Receive request information sent by the GPU, where the request information includes an address for data storage;

read data from the data storage address of the GPU;

Send the data to the server according to the configuration information received from the remote resource scheduling center device; or send the data to the second FPGA processing chip according to the configuration information.

2. The method according to claim 1, wherein the first FPGA processing chip further comprises a data processing module, and the data processing module comprises a GPU direct data access unit; Read data from the data storage address, including:

Data is read from the data storage address of the GPU by the GPU direct data access unit.

3. The method according to claim 1 or 2, wherein the first FPGA processing chip further comprises a bridge module; sending the data; or before sending the data to the second FPGA processing chip according to the configuration information, the method further includes:

The configuration information sent by the remote resource scheduling center device is received by the bridge module.

4. The method according to claim 3, wherein the configuration information comprises first indication information; sending the data to the server according to the configuration information comprises:

The data is sent to the server according to the first indication information.

5. The method according to claim 3, wherein the configuration information comprises second indication information; sending the data to the second FPGA processing chip according to the configuration information comprises:

According to the second indication information, the data is sent to the second FPGA processing chip.

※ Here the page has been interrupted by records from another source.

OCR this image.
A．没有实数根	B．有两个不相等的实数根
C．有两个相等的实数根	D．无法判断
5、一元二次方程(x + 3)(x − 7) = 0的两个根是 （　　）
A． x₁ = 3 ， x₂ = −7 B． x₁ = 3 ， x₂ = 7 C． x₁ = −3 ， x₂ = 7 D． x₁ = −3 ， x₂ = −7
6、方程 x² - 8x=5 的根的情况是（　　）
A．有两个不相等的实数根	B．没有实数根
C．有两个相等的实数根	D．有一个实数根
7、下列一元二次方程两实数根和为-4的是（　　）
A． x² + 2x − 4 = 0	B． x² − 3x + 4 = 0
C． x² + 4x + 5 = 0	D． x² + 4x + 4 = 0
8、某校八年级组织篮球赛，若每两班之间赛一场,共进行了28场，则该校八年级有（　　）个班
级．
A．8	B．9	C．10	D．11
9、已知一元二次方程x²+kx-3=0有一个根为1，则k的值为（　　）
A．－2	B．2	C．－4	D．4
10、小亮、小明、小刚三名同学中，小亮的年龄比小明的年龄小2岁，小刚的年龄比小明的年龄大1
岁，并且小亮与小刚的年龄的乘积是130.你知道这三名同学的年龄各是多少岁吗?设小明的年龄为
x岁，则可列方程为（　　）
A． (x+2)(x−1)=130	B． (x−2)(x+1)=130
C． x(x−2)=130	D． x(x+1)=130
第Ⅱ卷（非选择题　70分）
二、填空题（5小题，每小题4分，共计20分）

6 . The method according to claim 5 , wherein the data processing module further comprises an arithmetic unit, and the configuration information further comprises arithmetic rule information and target network interface information; information, sending the data to the second FPGA processing chip, including:

According to the second indication information, the operation unit uses the operation rule to process the data to obtain a processing result;

The data is sent to the second FPGA processing chip through the target network interface of the plurality of second network interfaces.

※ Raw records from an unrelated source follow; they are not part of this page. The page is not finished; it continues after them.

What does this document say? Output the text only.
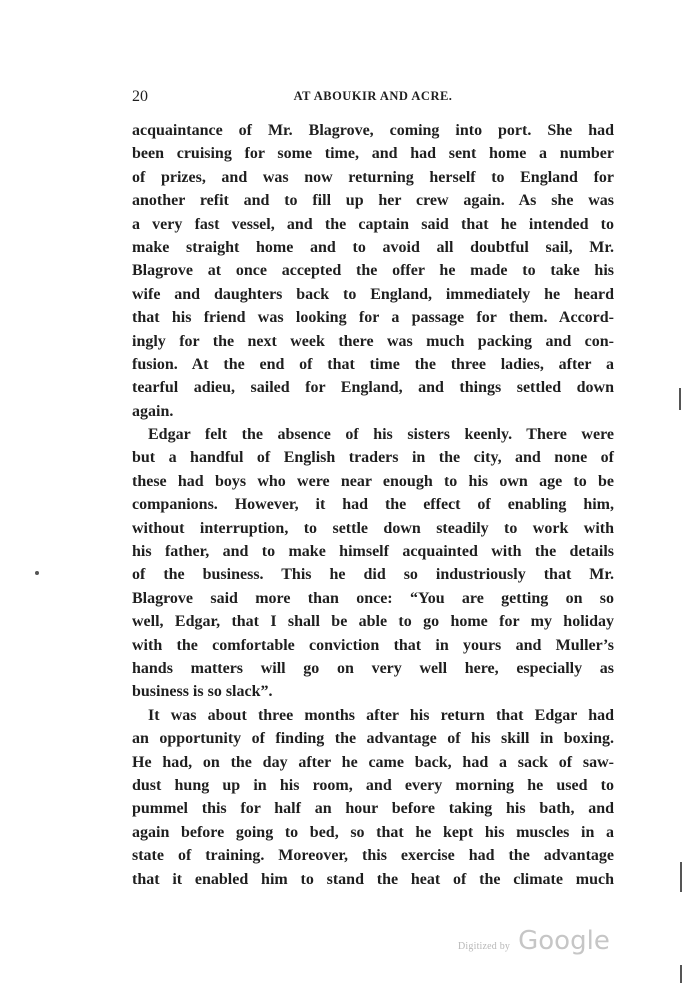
20	AT ABOUKIR AND ACRE.
acquaintance of Mr. Blagrove, coming into port. She had
been cruising for some time, and had sent home a number
of prizes, and was now returning herself to England for
another refit and to fill up her crew again. As she was
a very fast vessel, and the captain said that he intended to
make straight home and to avoid all doubtful sail, Mr.
Blagrove at once accepted the offer he made to take his
wife and daughters back to England, immediately he heard
that his friend was looking for a passage for them. Accord-
ingly for the next week there was much packing and con-
fusion. At the end of that time the three ladies, after a
tearful adieu, sailed for England, and things settled down
again.
Edgar felt the absence of his sisters keenly. There were
but a handful of English traders in the city, and none of
these had boys who were near enough to his own age to be
companions. However, it had the effect of enabling him,
without interruption, to settle down steadily to work with
his father, and to make himself acquainted with the details
of the business. This he did so industriously that Mr.
Blagrove said more than once: “You are getting on so
well, Edgar, that I shall be able to go home for my holiday
with the comfortable conviction that in yours and Muller’s
hands matters will go on very well here, especially as
business is so slack”.
It was about three months after his return that Edgar had
an opportunity of finding the advantage of his skill in boxing.
He had, on the day after he came back, had a sack of saw-
dust hung up in his room, and every morning he used to
pummel this for half an hour before taking his bath, and
again before going to bed, so that he kept his muscles in a
state of training. Moreover, this exercise had the advantage
that it enabled him to stand the heat of the climate much
Digitized by Google
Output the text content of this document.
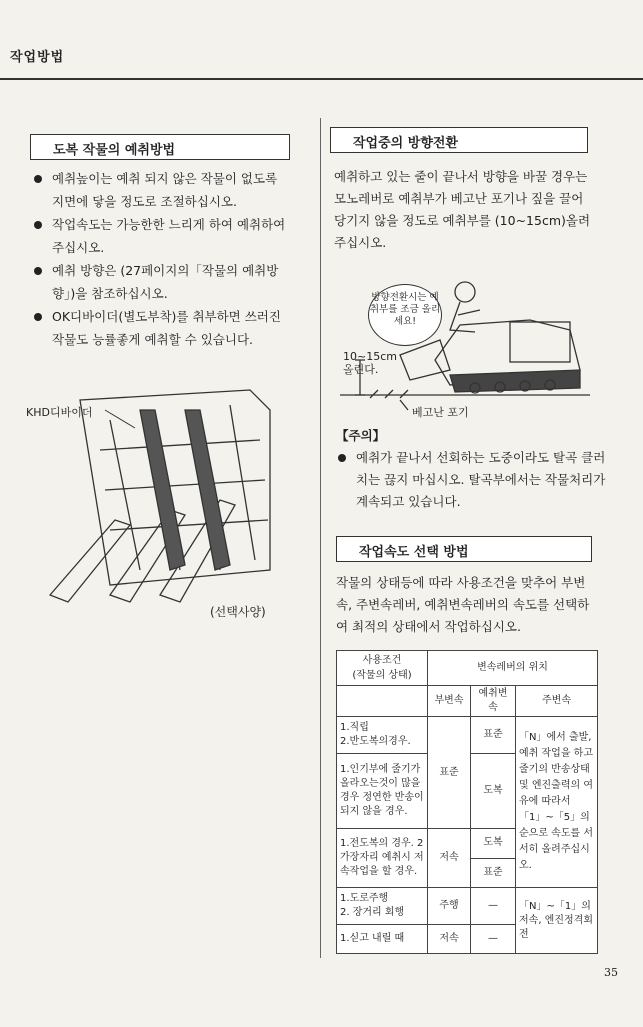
작업방법
도복 작물의 예취방법
예취높이는 예취 되지 않은 작물이 없도록 지면에 닿을 정도로 조절하십시오.
작업속도는 가능한한 느리게 하여 예취하여 주십시오.
예취 방향은 (27페이지의「작물의 예취방향」)을 참조하십시오.
OK디바이더(별도부착)를 취부하면 쓰러진 작물도 능률좋게 예취할 수 있습니다.
KHD디바이더
(선택사양)
작업중의 방향전환

예취하고 있는 줄이 끝나서 방향을 바꿀 경우는 모노레버로 예취부가 베고난 포기나 짚을 끌어 당기지 않을 정도로 예취부를 (10~15cm)올려 주십시오.

방향전환시는 예취부를 조금 올리세요!
10~15cm 올린다.
베고난 포기
【주의】
예취가 끝나서 선회하는 도중이라도 탈곡 클러치는 끊지 마십시오. 탈곡부에서는 작물처리가 계속되고 있습니다.
작업속도 선택 방법

작물의 상태등에 따라 사용조건을 맞추어 부변속, 주변속레버, 예취변속레버의 속도를 선택하여 최적의 상태에서 작업하십시오.

사용조건
(작물의 상태)	변속레버의 위치		
	부변속	예취변속	주변속
1.직립
2.반도복의경우.	표준	표준	「N」에서 출발, 예취 작업을 하고 줄기의 반송상태 및 엔진출력의 여유에 따라서 「1」~「5」의 순으로 속도를 서서히 올려주십시오.
1.인기부에 줄기가 올라오는것이 많을경우 정연한 반송이 되지 않을 경우.		도복	
1.전도복의 경우. 2 가장자리 예취시 저속작업을 할 경우.	저속	도복	
		표준	
1.도로주행
2. 장거리 회행	주행	—	「N」~「1」의 저속, 엔진정격회전
1.싣고 내릴 때	저속	—	
35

7. A device for FPGA-based distributed GPU communication, wherein the device includes a first FPGA processing chip, and the first FPGA processing chip includes a first interface, a second interface, a first network interface and multiple a first network interface; the first interface of the first FPGA processing chip is communicatively connected to the GPU, and the second interface of the first FPGA processing chip is communicatively connected to the server; the first network interface is connected to a remote resource scheduling center device communication connection; the plurality of second network interfaces are used for communication connection with the second FPGA processing chip; the first FPGA processing chip is used for:

Receive request information sent by the GPU through the first interface, where the request information includes an address for data storage;

read data from the data storage address of the GPU;

Send the data to the server according to the configuration information received from the remote resource scheduling center device through the first network interface; or send the data device communication to the second FPGA processing chip according to the configuration information connection; the second network interface is used for communication and connection with the second FPGA processing chip.

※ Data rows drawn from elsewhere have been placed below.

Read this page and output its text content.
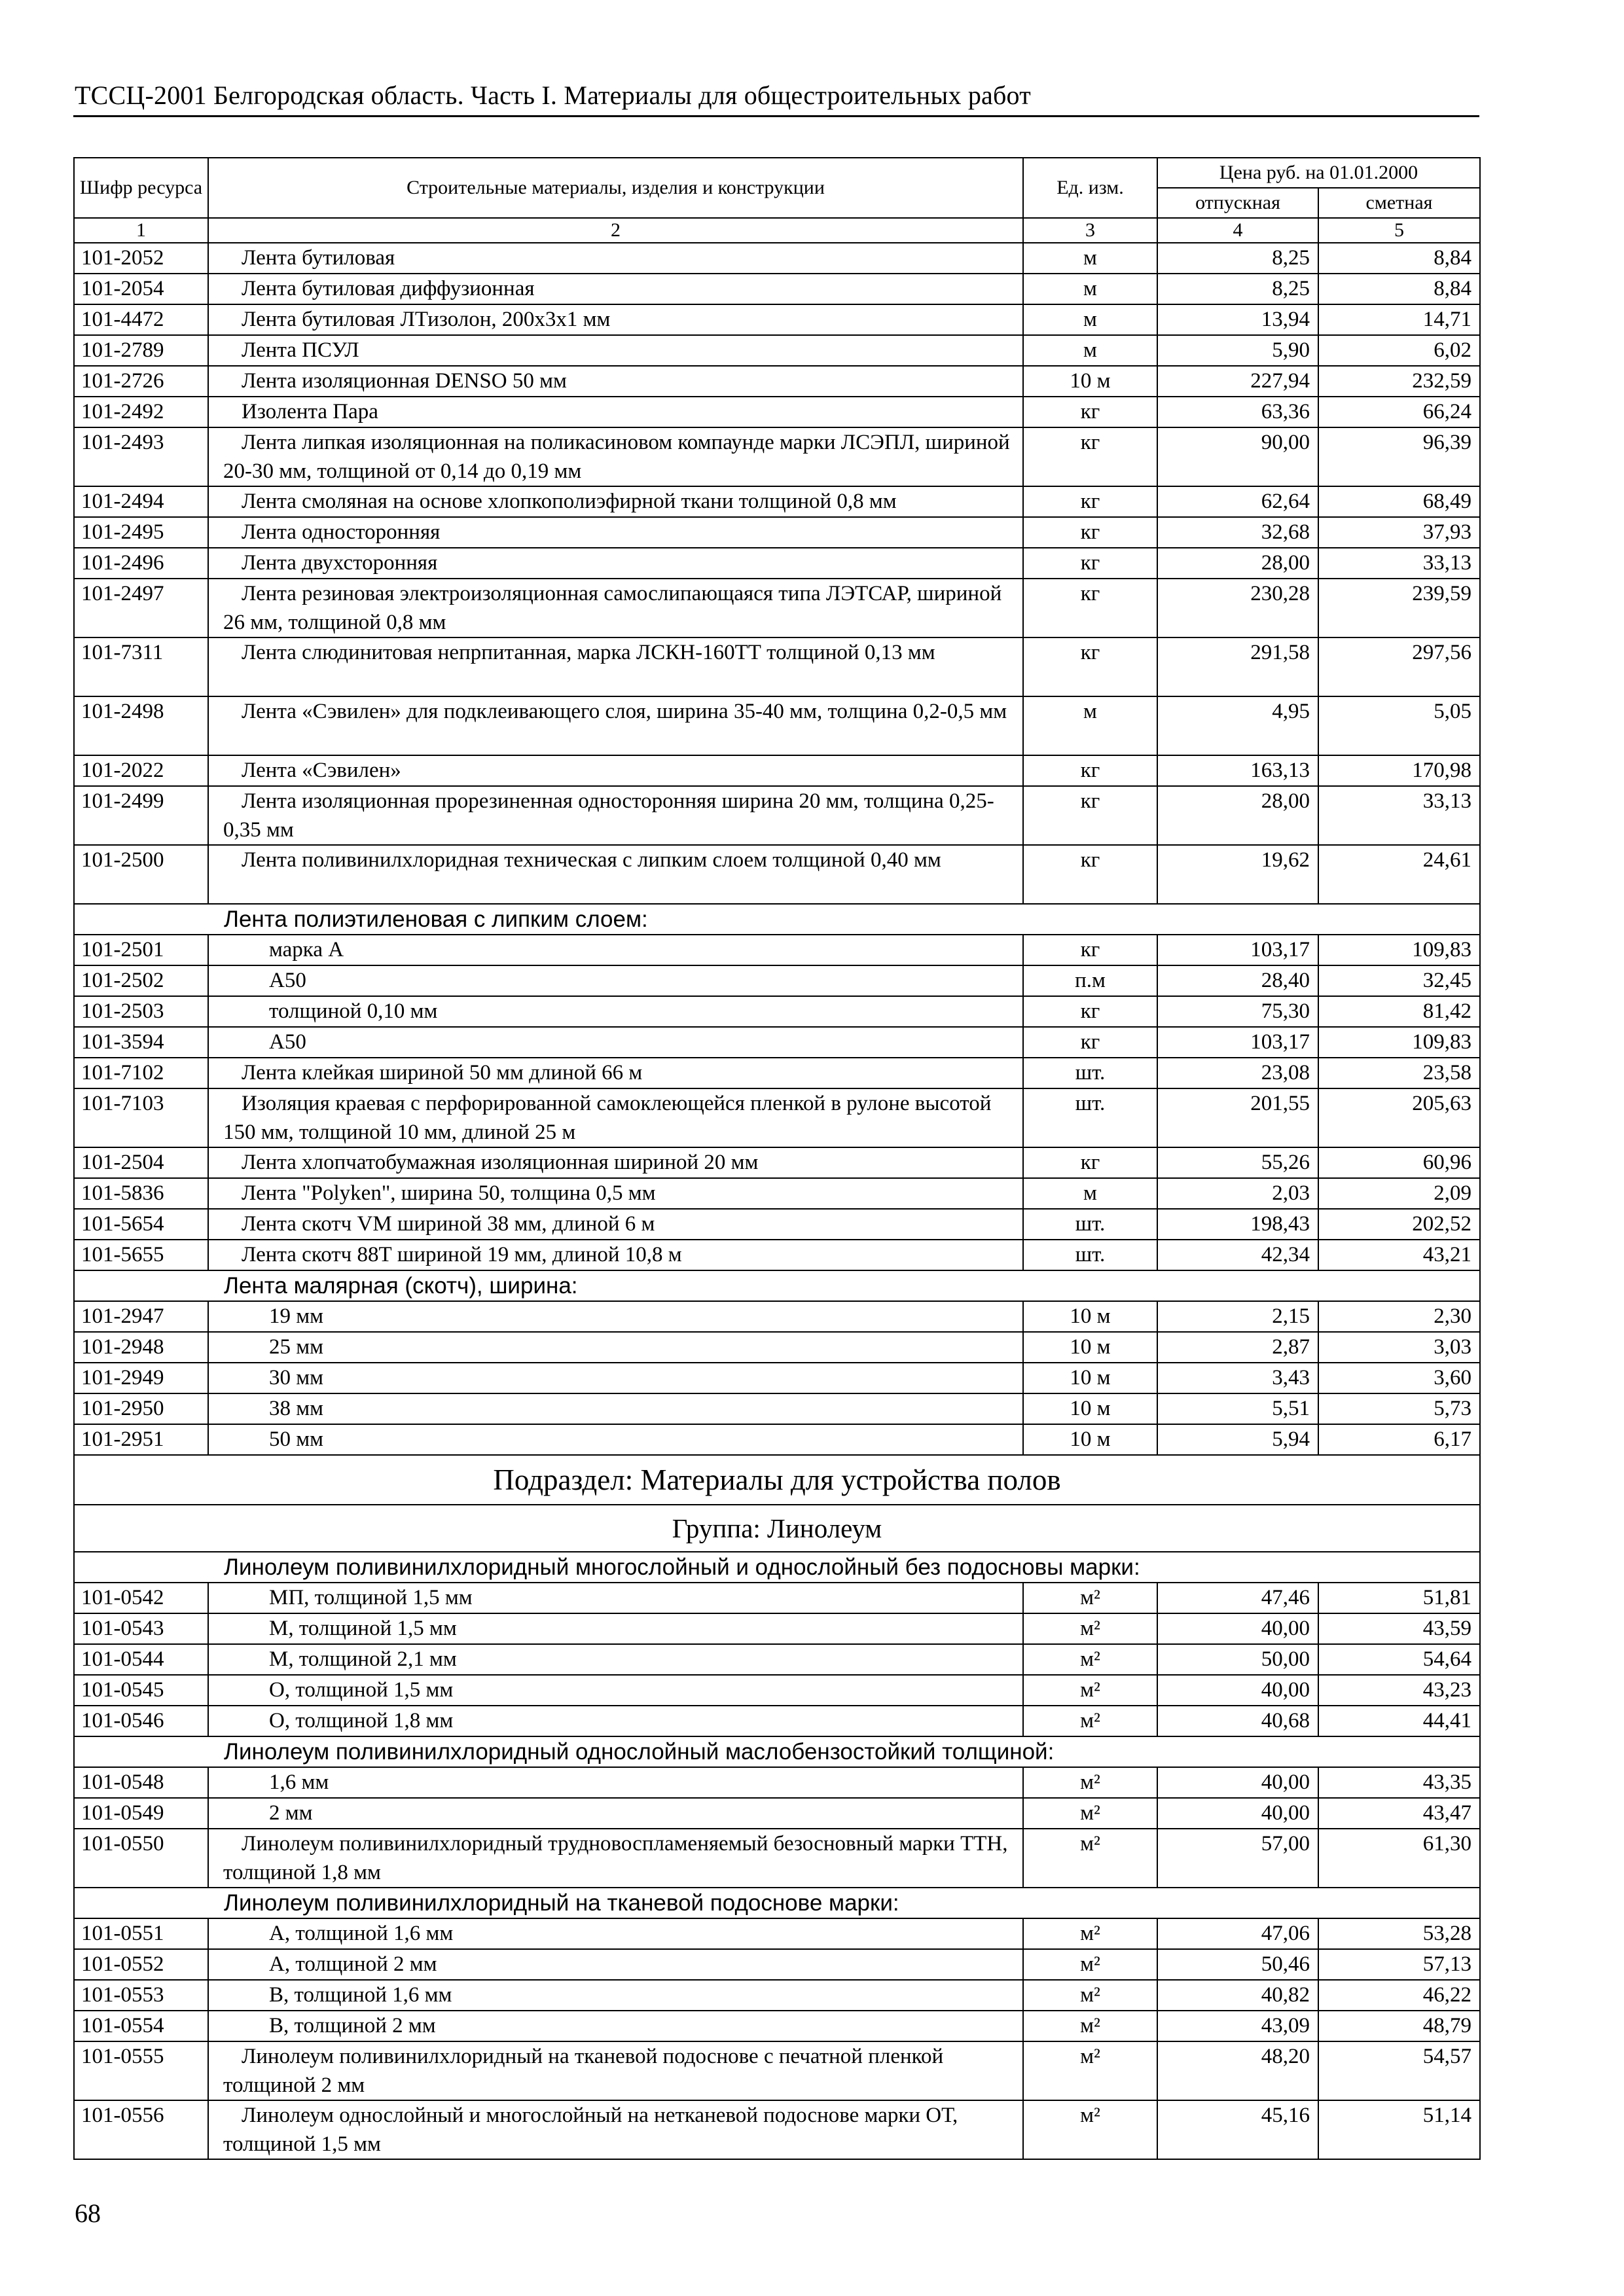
ТССЦ-2001 Белгородская область. Часть I. Материалы для общестроительных работ
Шифр ресурса	Строительные материалы, изделия и конструкции	Ед. изм.	Цена руб. на 01.01.2000	
			отпускная	сметная
1	2	3	4	5
101-2052	Лента бутиловая	м	8,25	8,84
101-2054	Лента бутиловая диффузионная	м	8,25	8,84
101-4472	Лента бутиловая ЛТизолон, 200х3х1 мм	м	13,94	14,71
101-2789	Лента ПСУЛ	м	5,90	6,02
101-2726	Лента изоляционная DENSO 50 мм	10 м	227,94	232,59
101-2492	Изолента Пара	кг	63,36	66,24
101-2493	Лента липкая изоляционная на поликасиновом компаунде марки ЛСЭПЛ, шириной 20-30 мм, толщиной от 0,14 до 0,19 мм	кг	90,00	96,39
101-2494	Лента смоляная на основе хлопкополиэфирной ткани толщиной 0,8 мм	кг	62,64	68,49
101-2495	Лента односторонняя	кг	32,68	37,93
101-2496	Лента двухсторонняя	кг	28,00	33,13
101-2497	Лента резиновая электроизоляционная самослипающаяся типа ЛЭТСАР, шириной 26 мм, толщиной 0,8 мм	кг	230,28	239,59
101-7311	Лента слюдинитовая непрпитанная, марка ЛСКН-160ТТ толщиной 0,13 мм	кг	291,58	297,56
101-2498	Лента «Сэвилен» для подклеивающего слоя, ширина 35-40 мм, толщина 0,2-0,5 мм	м	4,95	5,05
101-2022	Лента «Сэвилен»	кг	163,13	170,98
101-2499	Лента изоляционная прорезиненная односторонняя ширина 20 мм, толщина 0,25-0,35 мм	кг	28,00	33,13
101-2500	Лента поливинилхлоридная техническая с липким слоем толщиной 0,40 мм	кг	19,62	24,61
Лента полиэтиленовая с липким слоем:				
101-2501	марка А	кг	103,17	109,83
101-2502	А50	п.м	28,40	32,45
101-2503	толщиной 0,10 мм	кг	75,30	81,42
101-3594	А50	кг	103,17	109,83
101-7102	Лента клейкая шириной 50 мм длиной 66 м	шт.	23,08	23,58
101-7103	Изоляция краевая с перфорированной самоклеющейся пленкой в рулоне высотой 150 мм, толщиной 10 мм, длиной 25 м	шт.	201,55	205,63
101-2504	Лента хлопчатобумажная изоляционная шириной 20 мм	кг	55,26	60,96
101-5836	Лента "Polyken", ширина 50, толщина 0,5 мм	м	2,03	2,09
101-5654	Лента скотч VM шириной 38 мм, длиной 6 м	шт.	198,43	202,52
101-5655	Лента скотч 88Т шириной 19 мм, длиной 10,8 м	шт.	42,34	43,21
Лента малярная (скотч), ширина:				
101-2947	19 мм	10 м	2,15	2,30
101-2948	25 мм	10 м	2,87	3,03
101-2949	30 мм	10 м	3,43	3,60
101-2950	38 мм	10 м	5,51	5,73
101-2951	50 мм	10 м	5,94	6,17
Подраздел: Материалы для устройства полов				
Группа: Линолеум				
Линолеум поливинилхлоридный многослойный и однослойный без подосновы марки:				
101-0542	МП, толщиной 1,5 мм	м²	47,46	51,81
101-0543	М, толщиной 1,5 мм	м²	40,00	43,59
101-0544	М, толщиной 2,1 мм	м²	50,00	54,64
101-0545	О, толщиной 1,5 мм	м²	40,00	43,23
101-0546	О, толщиной 1,8 мм	м²	40,68	44,41
Линолеум поливинилхлоридный однослойный маслобензостойкий толщиной:				
101-0548	1,6 мм	м²	40,00	43,35
101-0549	2 мм	м²	40,00	43,47
101-0550	Линолеум поливинилхлоридный трудновоспламеняемый безосновный марки ТТН, толщиной 1,8 мм	м²	57,00	61,30
Линолеум поливинилхлоридный на тканевой подоснове марки:				
101-0551	А, толщиной 1,6 мм	м²	47,06	53,28
101-0552	А, толщиной 2 мм	м²	50,46	57,13
101-0553	В, толщиной 1,6 мм	м²	40,82	46,22
101-0554	В, толщиной 2 мм	м²	43,09	48,79
101-0555	Линолеум поливинилхлоридный на тканевой подоснове с печатной пленкой толщиной 2 мм	м²	48,20	54,57
101-0556	Линолеум однослойный и многослойный на нетканевой подоснове марки ОТ, толщиной 1,5 мм	м²	45,16	51,14
68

8. The device according to claim 7, wherein the first FPGA processing chip further comprises a data processing module, and the data processing module comprises a GPU direct data access unit; the first FPGA processing chip specifically uses At:

9. The device according to claim 7 or 8, wherein the first FPGA processing chip further comprises a bridge module; the first FPGA processing chip is specifically used for:

10. The apparatus according to claim 9, wherein the configuration information comprises first indication information; and the first FPGA processing chip is specifically used for:

The data is sent to the server according to the first indication information.